Il n'entrait nullement dans mes intentions d'attaquer les entreprises avec agressivité. Je partage évidemment votre souci, monsieur le ministre, de relancer l'activité économique au travers de la réforme de l'impôt sur les sociétés, notamment à des fins de création d'emplois.

Cependant, en ce qui concerne la question que je vous ai posée, même si je comprends que vous ne puissiez répondre aujourd'hui, vous pourriez tout de même exprimer votre sentiment par rapport aux propositions faites par le conseil supérieur des Finances. Les entreprises concernées par la non-taxation des plus-values ne sont évidemment pas les PME ni les très petites entreprises. Il s'agit souvent d'entreprises relativement importantes.

Comme cela transparaît en filigrane dans le rapport du conseil supérieur des Finances, on pourrait fixer un certain nombre de conditions et, éventuellement, entre les plus-values des actions mises sur le marché boursier et donc générant des bénéfices, différencier, d'une part, celles destinées exclusivement à la spéculation et, d'autre part, celles potentiellement destinées à des réinvestissements.

C'est donc sur toutes ces questions que j'aurais aimé avoir une réponse aujourd'hui, mais il est peut-être trop tôt.

M. René Thissen (PSC). - Je me réjouis d'entendre le ministre nous dire qu'il souhaite le développement des PME et des plus petites entreprises. Il est évident qu'une réforme de l'impôt n'est pas destinée à sacrifier des entreprises.

En écoutant le début de votre exposé, je me disais que la situation évoluait favorablement. Mon enthousiasme est quelque peu retombé lorsque vous avez précisé qu'il s'agissait de votre avis et qu'il allait falloir en discuter.

On peut toujours annoncer de bonnes intentions mais un gouvernement est quand même là pour prendre des décisions. J'aurais souhaité vous entendre vous exprimer au nom du gouvernement et non en votre nom propre.

Je suppose que nous aurons encore l'occasion de discuter de ce problème important.

En ce qui concerne les 34% que vous avez annoncés, à quelle date pensez-vous pouvoir réaliser cet objectif ?

En ce qui concerne la neutralité budgétaire, un autre élément retient également toute mon attention : l'effet de retour.
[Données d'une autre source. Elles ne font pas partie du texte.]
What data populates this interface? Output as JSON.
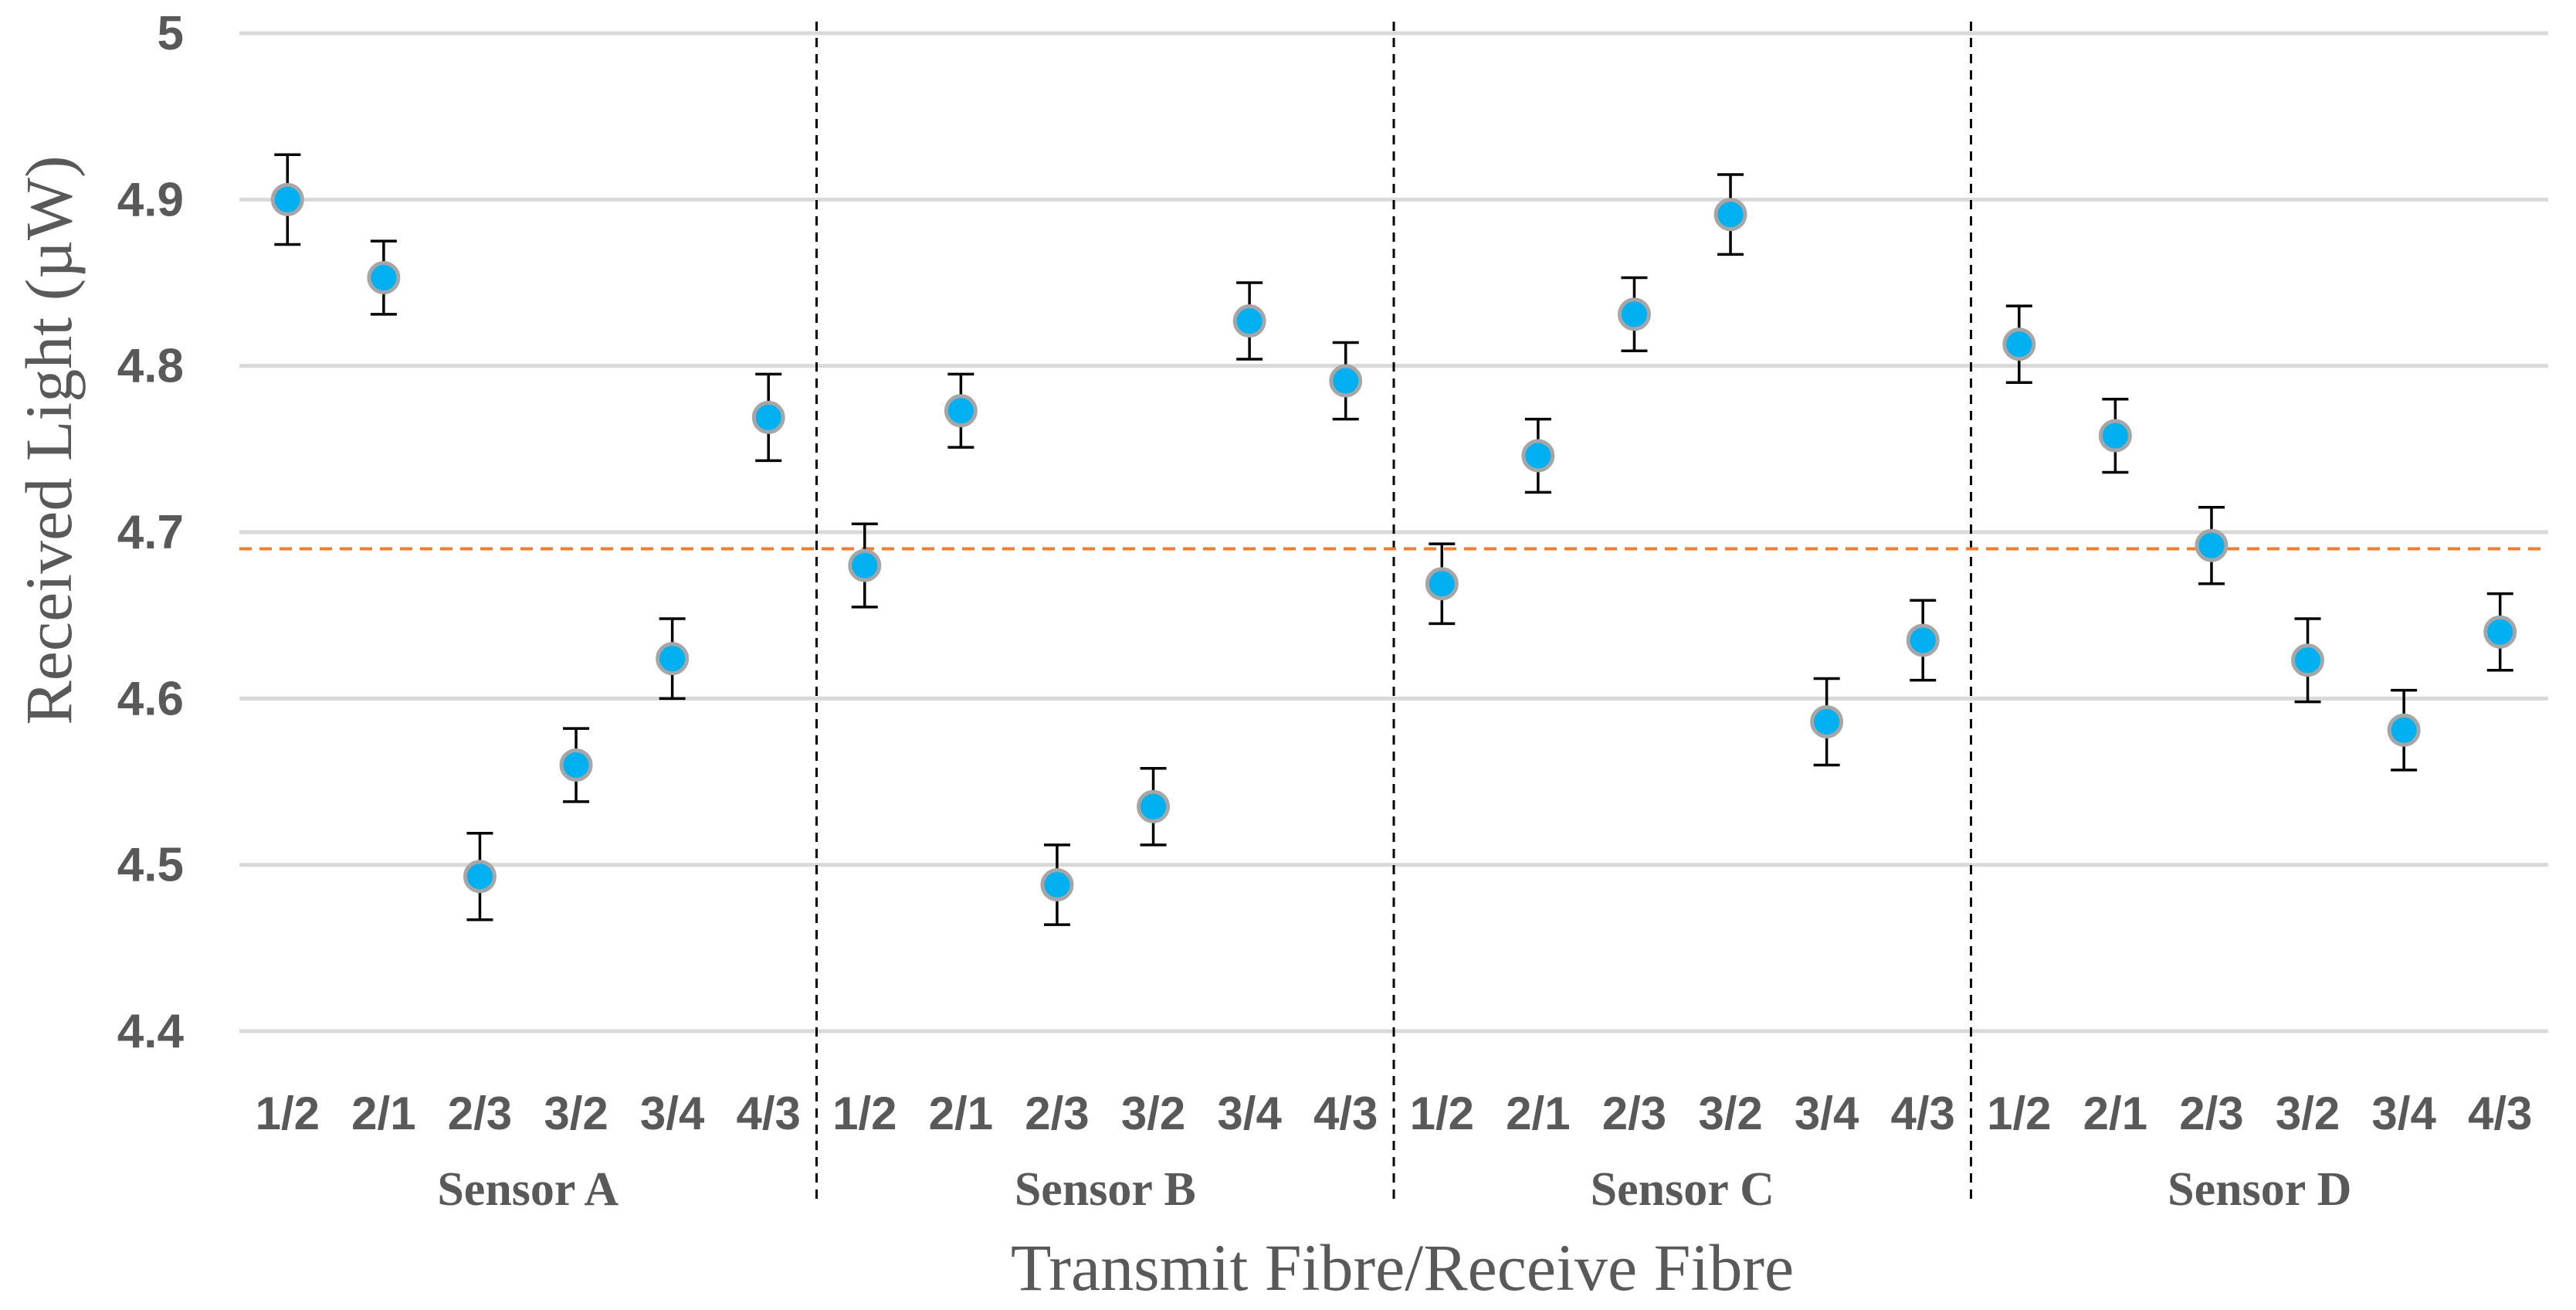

J'imagine mal que l'on puisse prétendre réformer en faisant simplement des déplacements d'impôts pour annoncer que l'on passe à 34%. Si le gouvernement imagine que les entreprises sont assez naïves pour croire qu'il suffit simplement de dire que l'on passe à 34% sans prendre les mesures nécessaires à cet égard, il se trompe. Il faudra nécessairement que nous ayons des discussions sur l'effet de retour pour pouvoir créer de véritables incitants au développement des entreprises. Nous attendons une réponse à ce sujet dans un proche avenir.
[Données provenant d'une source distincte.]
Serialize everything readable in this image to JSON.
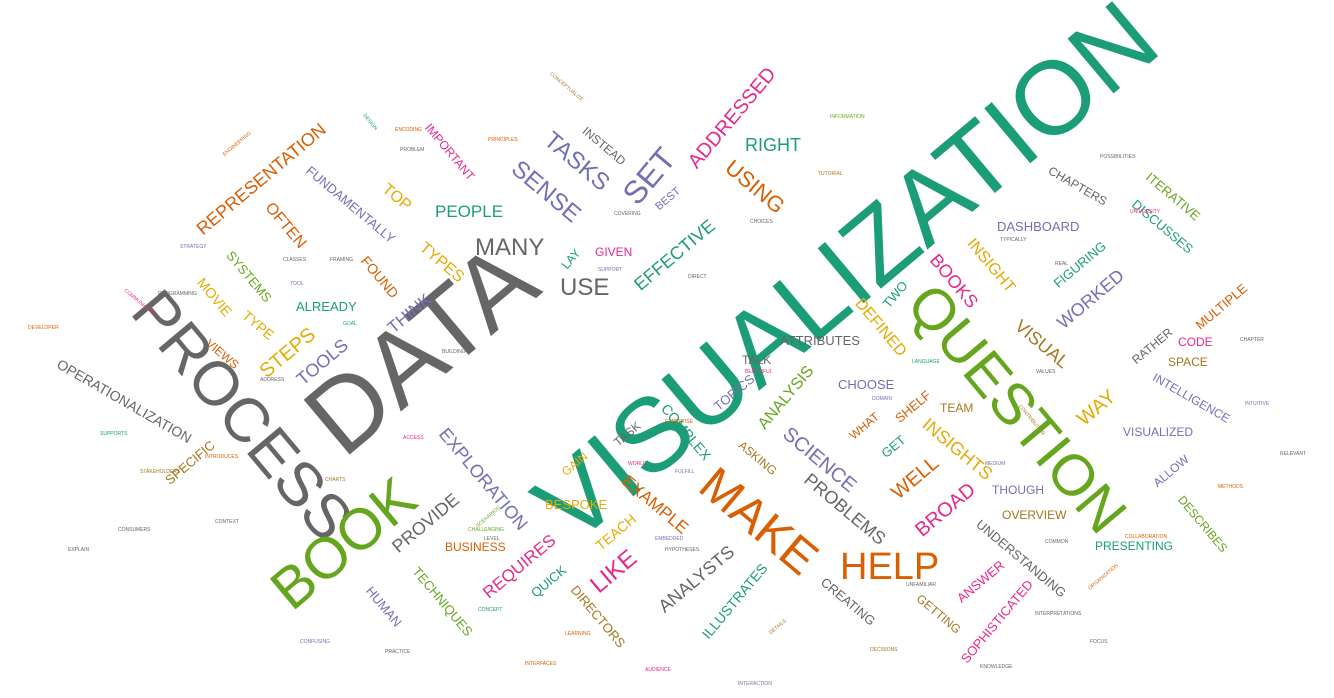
{
  "palette": {
    "teal": "#1b9e77",
    "orange": "#d95f02",
    "purple": "#7570b3",
    "magenta": "#e7298a",
    "green": "#66a61e",
    "gold": "#e6ab02",
    "brown": "#a6761d",
    "gray": "#666666"
  },
  "words": [
    {
      "text": "VISUALIZATION",
      "color": "teal"
    },
    {
      "text": "DATA",
      "color": "gray"
    },
    {
      "text": "PROCESS",
      "color": "gray"
    },
    {
      "text": "QUESTION",
      "color": "green"
    },
    {
      "text": "BOOK",
      "color": "green"
    },
    {
      "text": "MAKE",
      "color": "orange"
    },
    {
      "text": "HELP",
      "color": "orange"
    },
    {
      "text": "MANY",
      "color": "gray"
    },
    {
      "text": "USE",
      "color": "gray"
    },
    {
      "text": "SET",
      "color": "purple"
    },
    {
      "text": "SENSE",
      "color": "purple"
    },
    {
      "text": "TASKS",
      "color": "purple"
    },
    {
      "text": "ADDRESSED",
      "color": "magenta"
    },
    {
      "text": "USING",
      "color": "orange"
    },
    {
      "text": "RIGHT",
      "color": "teal"
    },
    {
      "text": "REPRESENTATION",
      "color": "orange"
    },
    {
      "text": "OFTEN",
      "color": "orange"
    },
    {
      "text": "FUNDAMENTALLY",
      "color": "purple"
    },
    {
      "text": "TOP",
      "color": "gold"
    },
    {
      "text": "PEOPLE",
      "color": "teal"
    },
    {
      "text": "IMPORTANT",
      "color": "magenta"
    },
    {
      "text": "INSTEAD",
      "color": "gray"
    },
    {
      "text": "BEST",
      "color": "purple"
    },
    {
      "text": "EFFECTIVE",
      "color": "teal"
    },
    {
      "text": "GIVEN",
      "color": "magenta"
    },
    {
      "text": "TYPES",
      "color": "gold"
    },
    {
      "text": "LAY",
      "color": "teal"
    },
    {
      "text": "FOUND",
      "color": "orange"
    },
    {
      "text": "SYSTEMS",
      "color": "green"
    },
    {
      "text": "MOVIE",
      "color": "gold"
    },
    {
      "text": "TYPE",
      "color": "gold"
    },
    {
      "text": "ALREADY",
      "color": "teal"
    },
    {
      "text": "THINK",
      "color": "purple"
    },
    {
      "text": "STEPS",
      "color": "gold"
    },
    {
      "text": "TOOLS",
      "color": "purple"
    },
    {
      "text": "VIEWS",
      "color": "orange"
    },
    {
      "text": "OPERATIONALIZATION",
      "color": "gray"
    },
    {
      "text": "SPECIFIC",
      "color": "brown"
    },
    {
      "text": "EXPLORATION",
      "color": "purple"
    },
    {
      "text": "PROVIDE",
      "color": "gray"
    },
    {
      "text": "BUSINESS",
      "color": "orange"
    },
    {
      "text": "REQUIRES",
      "color": "magenta"
    },
    {
      "text": "TECHNIQUES",
      "color": "green"
    },
    {
      "text": "HUMAN",
      "color": "purple"
    },
    {
      "text": "QUICK",
      "color": "teal"
    },
    {
      "text": "LIKE",
      "color": "magenta"
    },
    {
      "text": "TEACH",
      "color": "gold"
    },
    {
      "text": "BESPOKE",
      "color": "gold"
    },
    {
      "text": "GAIN",
      "color": "gold"
    },
    {
      "text": "DIRECTORS",
      "color": "brown"
    },
    {
      "text": "ANALYSTS",
      "color": "gray"
    },
    {
      "text": "ILLUSTRATES",
      "color": "teal"
    },
    {
      "text": "EXAMPLE",
      "color": "orange"
    },
    {
      "text": "COMPLEX",
      "color": "teal"
    },
    {
      "text": "TASK",
      "color": "gray"
    },
    {
      "text": "TOPICS",
      "color": "purple"
    },
    {
      "text": "ASKING",
      "color": "brown"
    },
    {
      "text": "TALK",
      "color": "gray"
    },
    {
      "text": "ATTRIBUTES",
      "color": "gray"
    },
    {
      "text": "ANALYSIS",
      "color": "green"
    },
    {
      "text": "SCIENCE",
      "color": "purple"
    },
    {
      "text": "PROBLEMS",
      "color": "gray"
    },
    {
      "text": "CREATING",
      "color": "gray"
    },
    {
      "text": "CHOOSE",
      "color": "purple"
    },
    {
      "text": "WHAT",
      "color": "orange"
    },
    {
      "text": "GET",
      "color": "teal"
    },
    {
      "text": "SHELF",
      "color": "orange"
    },
    {
      "text": "DEFINED",
      "color": "gold"
    },
    {
      "text": "TWO",
      "color": "teal"
    },
    {
      "text": "WELL",
      "color": "orange"
    },
    {
      "text": "BROAD",
      "color": "magenta"
    },
    {
      "text": "INSIGHTS",
      "color": "gold"
    },
    {
      "text": "TEAM",
      "color": "brown"
    },
    {
      "text": "UNDERSTANDING",
      "color": "gray"
    },
    {
      "text": "ANSWER",
      "color": "magenta"
    },
    {
      "text": "GETTING",
      "color": "brown"
    },
    {
      "text": "SOPHISTICATED",
      "color": "magenta"
    },
    {
      "text": "BOOKS",
      "color": "magenta"
    },
    {
      "text": "INSIGHT",
      "color": "gold"
    },
    {
      "text": "VISUAL",
      "color": "brown"
    },
    {
      "text": "WAY",
      "color": "gold"
    },
    {
      "text": "WORKED",
      "color": "purple"
    },
    {
      "text": "FIGURING",
      "color": "teal"
    },
    {
      "text": "DASHBOARD",
      "color": "purple"
    },
    {
      "text": "CHAPTERS",
      "color": "gray"
    },
    {
      "text": "ITERATIVE",
      "color": "green"
    },
    {
      "text": "DISCUSSES",
      "color": "teal"
    },
    {
      "text": "MULTIPLE",
      "color": "orange"
    },
    {
      "text": "CODE",
      "color": "magenta"
    },
    {
      "text": "RATHER",
      "color": "gray"
    },
    {
      "text": "SPACE",
      "color": "brown"
    },
    {
      "text": "INTELLIGENCE",
      "color": "purple"
    },
    {
      "text": "VISUALIZED",
      "color": "purple"
    },
    {
      "text": "ALLOW",
      "color": "purple"
    },
    {
      "text": "THOUGH",
      "color": "purple"
    },
    {
      "text": "OVERVIEW",
      "color": "brown"
    },
    {
      "text": "DESCRIBES",
      "color": "green"
    },
    {
      "text": "PRESENTING",
      "color": "teal"
    },
    {
      "text": "ENGINEERING",
      "color": "orange"
    },
    {
      "text": "COMMUNICATE",
      "color": "magenta"
    },
    {
      "text": "STRATEGY",
      "color": "purple"
    },
    {
      "text": "DESIGN",
      "color": "teal"
    },
    {
      "text": "FRAMING",
      "color": "gray"
    },
    {
      "text": "CHARTS",
      "color": "brown"
    },
    {
      "text": "TOOL",
      "color": "purple"
    },
    {
      "text": "GOAL",
      "color": "teal"
    },
    {
      "text": "COVERING",
      "color": "gray"
    },
    {
      "text": "DIRECT",
      "color": "gray"
    },
    {
      "text": "SUPPORT",
      "color": "purple"
    },
    {
      "text": "PROBLEM",
      "color": "gray"
    },
    {
      "text": "CONCEPTUALIZE",
      "color": "brown"
    },
    {
      "text": "EXPERTISE",
      "color": "orange"
    },
    {
      "text": "DOMAIN",
      "color": "purple"
    },
    {
      "text": "LANGUAGE",
      "color": "teal"
    },
    {
      "text": "BEAUTIFUL",
      "color": "magenta"
    },
    {
      "text": "HYPOTHESES",
      "color": "gray"
    },
    {
      "text": "EMBEDDED",
      "color": "purple"
    },
    {
      "text": "CHALLENGING",
      "color": "green"
    },
    {
      "text": "LEVEL",
      "color": "gray"
    },
    {
      "text": "DETAILS",
      "color": "brown"
    },
    {
      "text": "INTERACTION",
      "color": "purple"
    },
    {
      "text": "COMMON",
      "color": "gray"
    },
    {
      "text": "CONCEPT",
      "color": "teal"
    },
    {
      "text": "ORGANIZATION",
      "color": "orange"
    },
    {
      "text": "COLLABORATION",
      "color": "orange"
    },
    {
      "text": "INTERPRETATIONS",
      "color": "gray"
    },
    {
      "text": "UNFAMILIAR",
      "color": "gray"
    },
    {
      "text": "MEDIUM",
      "color": "purple"
    },
    {
      "text": "TYPICALLY",
      "color": "gray"
    },
    {
      "text": "CLASSES",
      "color": "gray"
    },
    {
      "text": "ACCESS",
      "color": "magenta"
    },
    {
      "text": "INTERFACES",
      "color": "orange"
    },
    {
      "text": "SCENARIOS",
      "color": "green"
    },
    {
      "text": "CONTRIBUTION",
      "color": "brown"
    },
    {
      "text": "CONFUSING",
      "color": "purple"
    },
    {
      "text": "WORLD",
      "color": "magenta"
    },
    {
      "text": "FULFILL",
      "color": "purple"
    },
    {
      "text": "UNIVERSITY",
      "color": "magenta"
    },
    {
      "text": "PROGRAMMING",
      "color": "gray"
    },
    {
      "text": "CONSUMERS",
      "color": "gray"
    },
    {
      "text": "DEVELOPER",
      "color": "orange"
    },
    {
      "text": "POSSIBILITIES",
      "color": "gray"
    },
    {
      "text": "BUILDING",
      "color": "gray"
    },
    {
      "text": "ENCODING",
      "color": "orange"
    },
    {
      "text": "CONTEXT",
      "color": "gray"
    },
    {
      "text": "INTRODUCES",
      "color": "orange"
    },
    {
      "text": "SUPPORTS",
      "color": "teal"
    },
    {
      "text": "TUTORIAL",
      "color": "brown"
    },
    {
      "text": "EXPLAIN",
      "color": "gray"
    },
    {
      "text": "STAKEHOLDERS",
      "color": "brown"
    },
    {
      "text": "PRACTICE",
      "color": "gray"
    },
    {
      "text": "CHAPTER",
      "color": "gray"
    },
    {
      "text": "RELEVANT",
      "color": "gray"
    },
    {
      "text": "INTUITIVE",
      "color": "purple"
    },
    {
      "text": "METHODS",
      "color": "orange"
    },
    {
      "text": "FOCUS",
      "color": "gray"
    },
    {
      "text": "KNOWLEDGE",
      "color": "gray"
    },
    {
      "text": "DECISIONS",
      "color": "brown"
    },
    {
      "text": "AUDIENCE",
      "color": "magenta"
    },
    {
      "text": "LEARNING",
      "color": "orange"
    },
    {
      "text": "PRINCIPLES",
      "color": "orange"
    },
    {
      "text": "INFORMATION",
      "color": "green"
    },
    {
      "text": "REAL",
      "color": "gray"
    },
    {
      "text": "VALUES",
      "color": "gray"
    },
    {
      "text": "ADDRESS",
      "color": "gray"
    },
    {
      "text": "CHOICES",
      "color": "gray"
    }
  ]
}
Les mécanismes de déductibilité relèvent de la même problématique. Le sujet est tellement vaste qu'il aurait pu faire l'objet d'une demande d'explications, mais nous y reviendrons certainement à brève échéance.

M. Didier Reynders, ministre des Finances. - J'ai parfois le sentiment de réentendre ce que j'ai déjà entendu en septembre dernier lorsque j'ai fait des propositions en matière d'impôt des personnes physiques.

C'est vrai que l'on peut se demander si c'est à titre personnel et si cela à une quelconque chance. Je l'ai dit tout à l'heure, le texte mettant en oeuvre cette réforme de l'IPP sera voté tout à l'heure en commission des Finances de la Chambre.

Il faudra effectivement encore suivre le même processus mais il me semble assez normal qu'un ministre des Finances annonce ses intentions en matière de fiscalité, qu'il en débatte au sein du gouvernement et qu'il dépose des projets au Parlement.

Je prends bonne note des orientations de différents parlementaires ou de différents groupes sur le sujet. Je ne peux évidemment pas aller au-delà au moment où nous entamons la discussion sur ces orientations définies dans la déclaration gouvernementale. J'ai tenté de le préciser ces derniers jours.

Pour répondre à M. Cornil sur le même thème, en ce qui concerne les plus-values ou d'autres mécanismes, je prends bonne note des remarques qu'il formule. Elles feront, bien entendu, partie du débat.

Au-delà de cela, je me permets de lui dire que je suis particulièrement ému qu'un parlementaire fraîchement arrivé au Sénat me demande mon sentiment sur quelque chose parce que ce n'est pas vraiment l'habitude. Je l'en remercie avec une certaine émotion.